Esse modelo aperfeiçoado pelos Pioneiros de
Rochdale, em 1844, continua sendo praticado, com aprimoramentos de todas as
filiadas à Aliança Internacional de Cooperativas, inclusive as agrárias, de
consumo, de crédito, de moradia e de diversas outras modalidades.
Hoje, 170 anos depois, o cooperativismo surge como
um modo de organizar atividades de produção, comércio justo, poupança e
crédito, consumo consciente e responsável e sob a forma de movimento social
dedicado à luta contra a miséria e naturalmente como alternativa ao modo de
produção dominante – o capitalismo. Com a difusão da democracia como modelo de
normalidade política, a economia solidária torna-se cada vez mais atraente para
os que almejam igualdade e justiça para suas comunidades.
Os seus partidários defendem em geral políticas
econômicas inspiradas pelo keynesianismo, cujo objetivo maior é o pleno emprego
e a eutanásia do rentista, o que significa o fim da hegemonia global do capital
financeiro, que é o maior responsável pelas frequentes crises internacionais,
das quais os trabalhadores são as principais vítimas. O trágico fiasco que precipitou o fim pacífico da
maioria dos regimes ditos comunistas abriu um imenso vazio ideológico, político
e, por que não, ético que o novo papa Francisco começa a preencher em nome da
Igreja Católica.
Por tudo isso, reconhecer a pancadaria ao redor de
nossa política econômica como luta de classes é necessário para que o público
que vai decidir essa parada nas urnas não seja levado a pensar que se trata de
uma contenda entre peritos (experts em inglês) e jovens ingênuos que pouco
entendem do que está em jogo.

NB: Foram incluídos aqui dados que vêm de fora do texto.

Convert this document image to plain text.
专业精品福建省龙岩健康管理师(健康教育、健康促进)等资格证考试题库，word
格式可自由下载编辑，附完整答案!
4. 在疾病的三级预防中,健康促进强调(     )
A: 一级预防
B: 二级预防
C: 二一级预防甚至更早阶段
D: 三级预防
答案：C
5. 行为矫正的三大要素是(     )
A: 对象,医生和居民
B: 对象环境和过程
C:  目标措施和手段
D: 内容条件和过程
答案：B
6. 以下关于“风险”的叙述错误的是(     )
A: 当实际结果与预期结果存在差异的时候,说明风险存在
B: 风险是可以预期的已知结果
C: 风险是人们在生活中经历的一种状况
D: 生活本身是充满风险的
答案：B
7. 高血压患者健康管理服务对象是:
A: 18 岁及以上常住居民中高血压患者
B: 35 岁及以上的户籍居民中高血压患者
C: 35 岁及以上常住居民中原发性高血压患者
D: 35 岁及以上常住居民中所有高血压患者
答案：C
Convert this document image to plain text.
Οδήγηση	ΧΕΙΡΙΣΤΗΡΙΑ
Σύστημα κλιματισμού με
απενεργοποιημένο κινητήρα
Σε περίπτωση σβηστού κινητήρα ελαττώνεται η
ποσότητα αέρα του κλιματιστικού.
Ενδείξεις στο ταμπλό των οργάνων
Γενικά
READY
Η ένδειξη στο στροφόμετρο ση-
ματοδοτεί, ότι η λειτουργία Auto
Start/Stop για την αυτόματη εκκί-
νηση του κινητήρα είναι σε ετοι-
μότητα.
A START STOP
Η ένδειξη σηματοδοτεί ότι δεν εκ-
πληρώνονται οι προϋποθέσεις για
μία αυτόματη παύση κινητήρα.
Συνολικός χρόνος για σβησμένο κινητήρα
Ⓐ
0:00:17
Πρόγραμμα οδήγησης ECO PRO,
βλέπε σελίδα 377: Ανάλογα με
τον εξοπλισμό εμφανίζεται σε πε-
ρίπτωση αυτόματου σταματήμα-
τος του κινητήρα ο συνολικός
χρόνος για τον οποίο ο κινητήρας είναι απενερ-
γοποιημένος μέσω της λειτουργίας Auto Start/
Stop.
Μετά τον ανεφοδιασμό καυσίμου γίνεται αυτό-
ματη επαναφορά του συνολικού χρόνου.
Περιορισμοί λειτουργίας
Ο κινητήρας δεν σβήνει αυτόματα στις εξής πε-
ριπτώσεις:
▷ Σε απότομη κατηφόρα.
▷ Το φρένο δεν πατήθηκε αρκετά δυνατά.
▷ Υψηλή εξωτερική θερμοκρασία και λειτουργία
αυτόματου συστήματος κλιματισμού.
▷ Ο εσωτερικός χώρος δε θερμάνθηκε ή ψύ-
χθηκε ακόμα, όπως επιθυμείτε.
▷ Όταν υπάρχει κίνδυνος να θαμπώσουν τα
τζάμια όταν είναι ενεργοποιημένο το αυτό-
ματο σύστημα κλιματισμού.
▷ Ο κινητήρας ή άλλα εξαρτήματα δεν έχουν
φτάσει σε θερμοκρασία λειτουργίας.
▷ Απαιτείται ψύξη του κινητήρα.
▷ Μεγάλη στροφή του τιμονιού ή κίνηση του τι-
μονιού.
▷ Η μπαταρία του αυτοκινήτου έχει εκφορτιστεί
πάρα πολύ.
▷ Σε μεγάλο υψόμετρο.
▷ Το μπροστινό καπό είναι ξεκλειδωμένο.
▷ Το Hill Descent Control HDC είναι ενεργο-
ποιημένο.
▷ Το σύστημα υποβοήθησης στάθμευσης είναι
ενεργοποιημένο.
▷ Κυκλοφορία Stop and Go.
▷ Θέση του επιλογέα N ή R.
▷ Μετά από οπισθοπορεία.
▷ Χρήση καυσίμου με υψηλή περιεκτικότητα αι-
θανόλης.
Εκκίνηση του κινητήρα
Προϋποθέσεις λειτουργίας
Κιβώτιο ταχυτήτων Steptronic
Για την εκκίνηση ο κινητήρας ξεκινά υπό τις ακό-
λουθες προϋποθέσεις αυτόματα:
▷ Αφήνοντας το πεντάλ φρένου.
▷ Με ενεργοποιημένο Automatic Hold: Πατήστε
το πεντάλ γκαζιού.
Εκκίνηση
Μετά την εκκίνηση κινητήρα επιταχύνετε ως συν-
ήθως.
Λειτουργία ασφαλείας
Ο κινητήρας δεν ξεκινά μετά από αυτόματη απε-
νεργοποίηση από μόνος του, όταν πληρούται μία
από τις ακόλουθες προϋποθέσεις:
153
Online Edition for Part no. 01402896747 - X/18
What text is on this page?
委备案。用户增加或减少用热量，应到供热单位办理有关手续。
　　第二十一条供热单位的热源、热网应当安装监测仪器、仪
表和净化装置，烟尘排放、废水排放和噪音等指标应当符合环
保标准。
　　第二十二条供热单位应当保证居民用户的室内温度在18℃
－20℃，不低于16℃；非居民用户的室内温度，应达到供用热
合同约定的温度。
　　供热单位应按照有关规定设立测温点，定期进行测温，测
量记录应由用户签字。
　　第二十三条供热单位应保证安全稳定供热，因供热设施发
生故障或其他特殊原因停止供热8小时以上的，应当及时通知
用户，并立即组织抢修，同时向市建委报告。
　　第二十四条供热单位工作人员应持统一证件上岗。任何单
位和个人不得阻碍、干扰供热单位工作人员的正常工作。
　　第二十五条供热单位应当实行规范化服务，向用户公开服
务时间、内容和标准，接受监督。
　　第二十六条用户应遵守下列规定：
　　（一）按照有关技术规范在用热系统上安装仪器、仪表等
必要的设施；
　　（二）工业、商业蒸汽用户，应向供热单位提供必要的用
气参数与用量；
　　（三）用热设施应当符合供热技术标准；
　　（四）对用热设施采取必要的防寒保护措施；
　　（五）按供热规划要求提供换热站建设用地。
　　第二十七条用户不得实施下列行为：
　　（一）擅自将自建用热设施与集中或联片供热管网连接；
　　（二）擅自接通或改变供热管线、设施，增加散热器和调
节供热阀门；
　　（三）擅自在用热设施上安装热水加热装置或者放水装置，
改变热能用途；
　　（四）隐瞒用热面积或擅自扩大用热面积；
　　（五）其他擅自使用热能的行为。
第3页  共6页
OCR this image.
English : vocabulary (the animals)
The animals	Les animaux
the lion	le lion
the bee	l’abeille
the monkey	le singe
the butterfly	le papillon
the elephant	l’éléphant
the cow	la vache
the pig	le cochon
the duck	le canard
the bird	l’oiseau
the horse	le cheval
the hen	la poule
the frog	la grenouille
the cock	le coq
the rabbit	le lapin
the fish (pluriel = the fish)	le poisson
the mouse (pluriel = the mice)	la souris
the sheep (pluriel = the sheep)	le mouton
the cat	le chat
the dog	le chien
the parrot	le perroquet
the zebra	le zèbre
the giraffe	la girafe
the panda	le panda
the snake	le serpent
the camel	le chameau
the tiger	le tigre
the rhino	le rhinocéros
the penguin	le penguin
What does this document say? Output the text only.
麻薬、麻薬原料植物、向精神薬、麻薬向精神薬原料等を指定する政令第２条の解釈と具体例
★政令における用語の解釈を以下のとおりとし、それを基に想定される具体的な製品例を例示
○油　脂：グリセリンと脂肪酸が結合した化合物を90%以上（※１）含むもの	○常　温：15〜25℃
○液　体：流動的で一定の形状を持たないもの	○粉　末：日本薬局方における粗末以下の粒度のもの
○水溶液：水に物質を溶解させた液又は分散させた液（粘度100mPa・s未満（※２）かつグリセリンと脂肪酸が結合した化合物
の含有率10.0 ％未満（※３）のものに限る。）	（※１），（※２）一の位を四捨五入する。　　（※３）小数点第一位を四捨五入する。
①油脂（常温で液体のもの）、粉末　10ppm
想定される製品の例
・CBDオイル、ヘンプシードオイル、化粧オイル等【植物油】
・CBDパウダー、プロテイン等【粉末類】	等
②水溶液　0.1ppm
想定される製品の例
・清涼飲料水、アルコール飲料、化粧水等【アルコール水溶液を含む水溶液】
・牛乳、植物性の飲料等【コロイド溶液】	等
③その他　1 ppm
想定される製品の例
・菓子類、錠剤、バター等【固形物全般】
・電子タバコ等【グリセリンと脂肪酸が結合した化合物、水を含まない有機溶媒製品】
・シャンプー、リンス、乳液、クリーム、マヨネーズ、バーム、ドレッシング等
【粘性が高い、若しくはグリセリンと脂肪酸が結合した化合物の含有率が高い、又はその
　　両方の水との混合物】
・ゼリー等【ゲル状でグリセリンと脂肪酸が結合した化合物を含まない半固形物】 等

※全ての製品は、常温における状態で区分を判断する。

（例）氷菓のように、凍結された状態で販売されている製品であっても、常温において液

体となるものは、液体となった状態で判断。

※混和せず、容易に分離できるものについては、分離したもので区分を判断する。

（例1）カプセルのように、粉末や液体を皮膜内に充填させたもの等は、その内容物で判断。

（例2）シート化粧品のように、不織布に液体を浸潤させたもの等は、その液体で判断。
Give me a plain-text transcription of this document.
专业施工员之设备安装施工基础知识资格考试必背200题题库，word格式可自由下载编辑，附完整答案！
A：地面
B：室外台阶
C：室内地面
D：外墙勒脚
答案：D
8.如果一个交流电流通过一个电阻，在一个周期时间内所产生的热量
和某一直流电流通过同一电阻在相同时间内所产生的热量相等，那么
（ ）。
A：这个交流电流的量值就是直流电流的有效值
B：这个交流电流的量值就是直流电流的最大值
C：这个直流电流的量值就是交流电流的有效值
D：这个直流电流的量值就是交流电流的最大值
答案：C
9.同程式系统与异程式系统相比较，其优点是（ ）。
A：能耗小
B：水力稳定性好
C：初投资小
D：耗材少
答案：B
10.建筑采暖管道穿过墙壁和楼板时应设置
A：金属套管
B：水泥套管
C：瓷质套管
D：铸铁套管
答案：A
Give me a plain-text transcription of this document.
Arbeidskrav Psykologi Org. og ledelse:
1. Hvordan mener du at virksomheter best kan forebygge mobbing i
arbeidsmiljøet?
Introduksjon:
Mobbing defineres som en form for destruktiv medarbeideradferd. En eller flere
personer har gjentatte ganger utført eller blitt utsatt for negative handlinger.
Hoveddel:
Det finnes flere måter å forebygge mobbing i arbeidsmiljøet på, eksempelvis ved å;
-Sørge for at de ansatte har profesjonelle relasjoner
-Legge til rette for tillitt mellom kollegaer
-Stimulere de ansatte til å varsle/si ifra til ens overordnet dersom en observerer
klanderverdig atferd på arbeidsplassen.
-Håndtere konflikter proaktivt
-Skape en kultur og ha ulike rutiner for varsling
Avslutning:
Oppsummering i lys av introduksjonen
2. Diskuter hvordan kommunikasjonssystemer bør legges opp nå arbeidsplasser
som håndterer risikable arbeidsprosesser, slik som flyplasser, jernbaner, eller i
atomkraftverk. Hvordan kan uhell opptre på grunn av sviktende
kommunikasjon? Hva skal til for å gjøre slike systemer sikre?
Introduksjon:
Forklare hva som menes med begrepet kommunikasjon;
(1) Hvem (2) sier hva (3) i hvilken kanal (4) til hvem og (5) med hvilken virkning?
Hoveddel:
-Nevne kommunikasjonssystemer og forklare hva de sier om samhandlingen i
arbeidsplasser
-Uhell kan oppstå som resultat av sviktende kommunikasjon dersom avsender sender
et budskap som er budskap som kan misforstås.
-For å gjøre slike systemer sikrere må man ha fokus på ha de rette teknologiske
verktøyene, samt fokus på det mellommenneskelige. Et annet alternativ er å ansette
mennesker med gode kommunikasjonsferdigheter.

Os que reagimos aos excessos do neoliberalismo
temos em vista, acima de tudo, preservar e enriquecer a democracia em nosso
país, como garantia de que a luta por uma sociedade mais justa poderá
prosseguir até que seus frutos possam ser usufruídos por todos.
PAUL SINGER, 81, é
Secretário Nacional de Economia Solidária do Ministério do Trabalho e Emprego.